You are viewing a plain text version of this content. The canonical link for it is here.
Posted to dev@nifi.apache.org by Edgardo Vega <ed...@gmail.com> on 2015/04/21 17:32:44 UTC

Batching Questions

I am creating a custom processor and was attempting to support batching.
>From reading the code for the standard nifi processor it seems like all I
have to do is:

final List<FlowFile> flowFileBatch = session.get(50);

Is this correct?

The documentation states "If this annotation is present, the user will be
able to choose whether they prefer high throughput or lower latency in the
Processor’s Scheduling tab. " I pulled in the EvaluateXQuery processor and
I do not see where that is set.
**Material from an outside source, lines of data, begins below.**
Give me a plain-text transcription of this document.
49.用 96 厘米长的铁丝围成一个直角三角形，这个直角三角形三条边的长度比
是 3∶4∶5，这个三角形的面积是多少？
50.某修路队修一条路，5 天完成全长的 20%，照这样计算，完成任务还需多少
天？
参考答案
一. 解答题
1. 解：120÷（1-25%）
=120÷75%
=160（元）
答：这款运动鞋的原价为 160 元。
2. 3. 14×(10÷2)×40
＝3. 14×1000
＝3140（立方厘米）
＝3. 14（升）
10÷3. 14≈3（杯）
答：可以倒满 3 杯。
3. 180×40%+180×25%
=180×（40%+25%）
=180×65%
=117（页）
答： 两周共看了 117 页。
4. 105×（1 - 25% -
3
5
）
Is that feature not currently enabled?

Also if I decided not to all batching in the scheduling tab what would
happen in the processor when i do session.get(50), will it really only get
1 flow file or would it always get 50?

Thanks for the help ahead of time.

Re: Batching Questions

Posted by Mark Payne <ma...@hotmail.com>.
Edgardo,

Yup, that's it! Then it's entirely up to the user whether or not (and to 
what extend) batching occurs.

Thanks
-Mark

------ Original Message ------
From: "vegaed" <ed...@gmail.com>
To: dev@nifi.incubator.apache.org
Sent: 4/21/2015 3:35:33 PM
Subject: Re: Batching Questions

>Mark,
>
>So if the object was thread safe you would initialize it in a 
>@OnScheduled
>method then use the @SupportsBatching on the class and be done?
>
>Cheers,
>
>Edgardo
>
>
>
>--
>View this message in context: 
>http://apache-nifi-incubating-developer-list.39713.n7.nabble.com/Batching-Questions-tp1196p1201.html
>Sent from the Apache NiFi (incubating) Developer List mailing list 
>archive at Nabble.com.

Re: Batching Questions

Posted by vegaed <ed...@gmail.com>.
Mark,

So if the object was thread safe you would initialize it in a @OnScheduled
method then use the @SupportsBatching on the class and be done?

Cheers,

Edgardo



--
View this message in context: http://apache-nifi-incubating-developer-list.39713.n7.nabble.com/Batching-Questions-tp1196p1201.html
Sent from the Apache NiFi (incubating) Developer List mailing list archive at Nabble.com.

Re: Batching Questions

Posted by Mark Payne <ma...@hotmail.com>.
Ryan,

ThreadLocal can get really problematic, because you don't tie threads to 
a processor. There's a big thread pool that may have a couple hundred 
threads in it, and you'd have one of these for each thread. The memory 
footprint of a compiled XQuery is probably not terribly bad, though.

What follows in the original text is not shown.